His barrister Sean Doran QC said: “A hole had been cut in the perimeter fence and all four were already through.”
The second escape bid in July 1974 was described as an “elaborate scheme” which involved the kidnap of a man who bore a “striking resemblance” to Mr Adams from a bus stop in west Belfast.
The man was taken to a house where his hair was dyed and he was given a false beard, the court heard.
The man was then taken to the Maze where he was to be substituted for Mr Adams in a visiting hut, however prison staff were alerted to the plan and Mr Adams was arrested in the car park of the jail, the court was told.
Mr Adams was subsequently sentenced to 18 months in jail for attempting to escape.
Mr Doran said that Mr Adams’ detention was unlawful because the ICO was signed by a junior minister at the Northern Ireland Office and not the secretary of state.
But the Court of Appeal said it was “satisfied that the ICO was valid having been made by the minister on behalf of the secretary of state” and dismissed Mr Adams’ appeal.
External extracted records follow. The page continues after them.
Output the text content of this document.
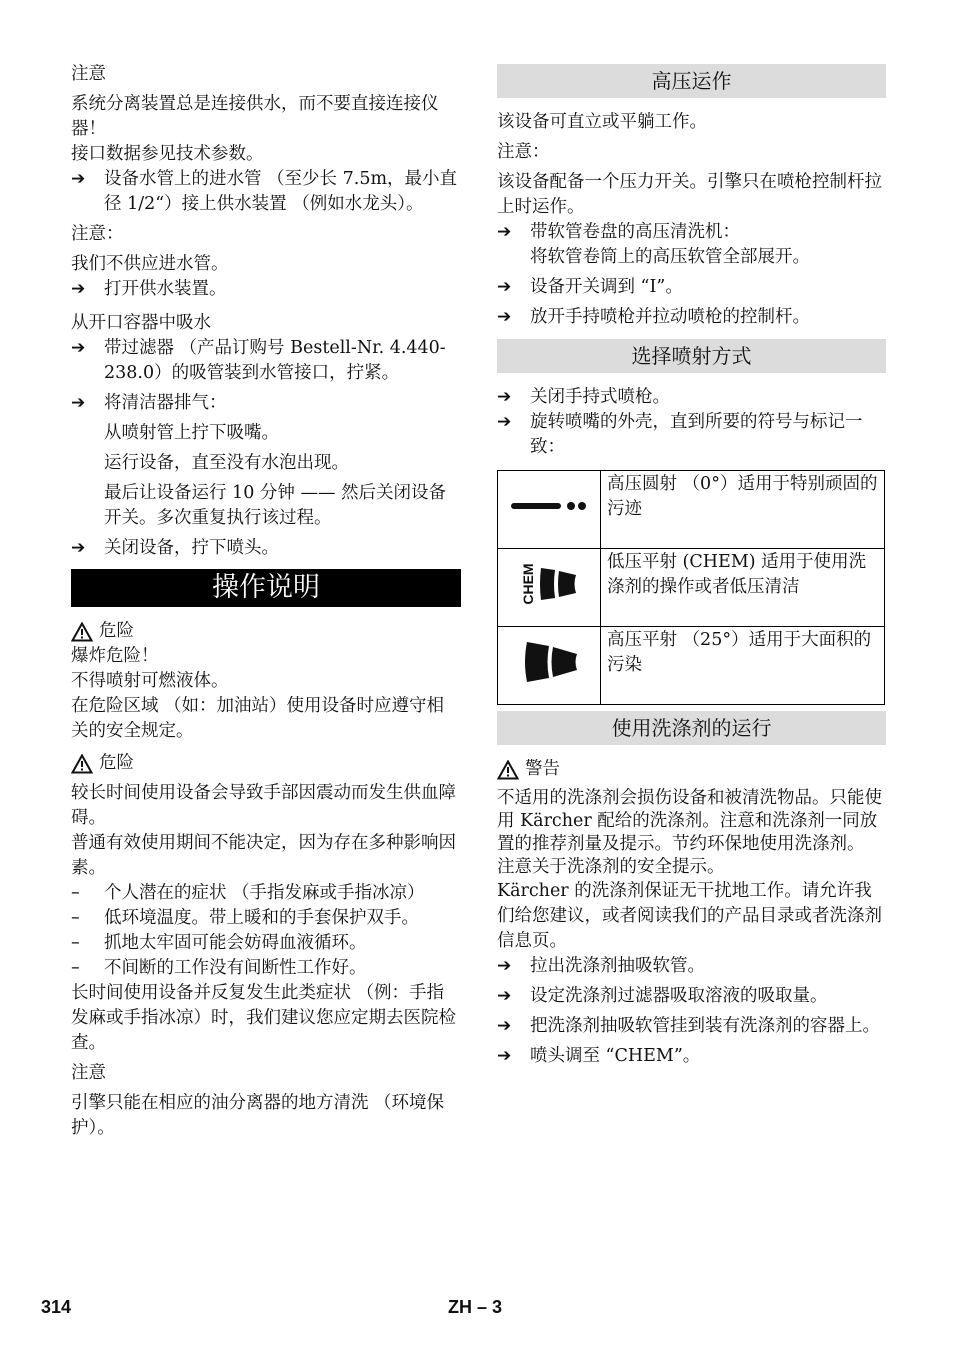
注意

系统分离装置总是连接供水，而不要直接连接仪器！

接口数据参见技术参数。

➔	设备水管上的进水管 （至少长 7.5m，最小直径 1/2“）接上供水装置 （例如水龙头）。

注意：

我们不供应进水管。

➔	打开供水装置。

从开口容器中吸水

➔	带过滤器 （产品订购号 Bestell-Nr. 4.440-238.0）的吸管装到水管接口，拧紧。
➔	将清洁器排气：

从喷射管上拧下吸嘴。

运行设备，直至没有水泡出现。

最后让设备运行 10 分钟 —— 然后关闭设备开关。多次重复执行该过程。

➔	关闭设备，拧下喷头。
操作说明
危险

爆炸危险！

不得喷射可燃液体。

在危险区域 （如：加油站）使用设备时应遵守相关的安全规定。

危险

较长时间使用设备会导致手部因震动而发生供血障碍。

普通有效使用期间不能决定，因为存在多种影响因素。

–	个人潜在的症状 （手指发麻或手指冰凉）
–	低环境温度。带上暖和的手套保护双手。
–	抓地太牢固可能会妨碍血液循环。
–	不间断的工作没有间断性工作好。

长时间使用设备并反复发生此类症状 （例：手指发麻或手指冰凉）时，我们建议您应定期去医院检查。

注意

引擎只能在相应的油分离器的地方清洗 （环境保护）。

高压运作

该设备可直立或平躺工作。

注意：

该设备配备一个压力开关。引擎只在喷枪控制杆拉上时运作。

➔	带软管卷盘的高压清洗机：

将软管卷筒上的高压软管全部展开。

➔	设备开关调到 “I”。
➔	放开手持喷枪并拉动喷枪的控制杆。
选择喷射方式
➔	关闭手持式喷枪。
➔	旋转喷嘴的外壳，直到所要的符号与标记一致：
	高压圆射 （0°）适用于特别顽固的污迹

CHEM	低压平射 (CHEM) 适用于使用洗涤剂的操作或者低压清洁
	高压平射 （25°）适用于大面积的污染
使用洗涤剂的运行
警告

不适用的洗涤剂会损伤设备和被清洗物品。只能使用 Kärcher 配给的洗涤剂。注意和洗涤剂一同放置的推荐剂量及提示。节约环保地使用洗涤剂。

注意关于洗涤剂的安全提示。

Kärcher 的洗涤剂保证无干扰地工作。请允许我们给您建议，或者阅读我们的产品目录或者洗涤剂信息页。

➔	拉出洗涤剂抽吸软管。
➔	设定洗涤剂过滤器吸取溶液的吸取量。
➔	把洗涤剂抽吸软管挂到装有洗涤剂的容器上。
➔	喷头调至 “CHEM”。
314	ZH – 3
Internment was introduced in 1971 by former prime minister of Northern Ireland Brian Faulkner for those suspected of involvement in violence.
The policy lasted until December 1975.
During that time, 1,981 people were interned, 1,874 were nationalist and 107 were loyalist.
It is understood Mr Adams instigated legal proceedings after the Pat Finucane Centre recovered a document from the British National Archives in London.
No date for the Supreme Court hearing of Mr Adams’ appeal has been given.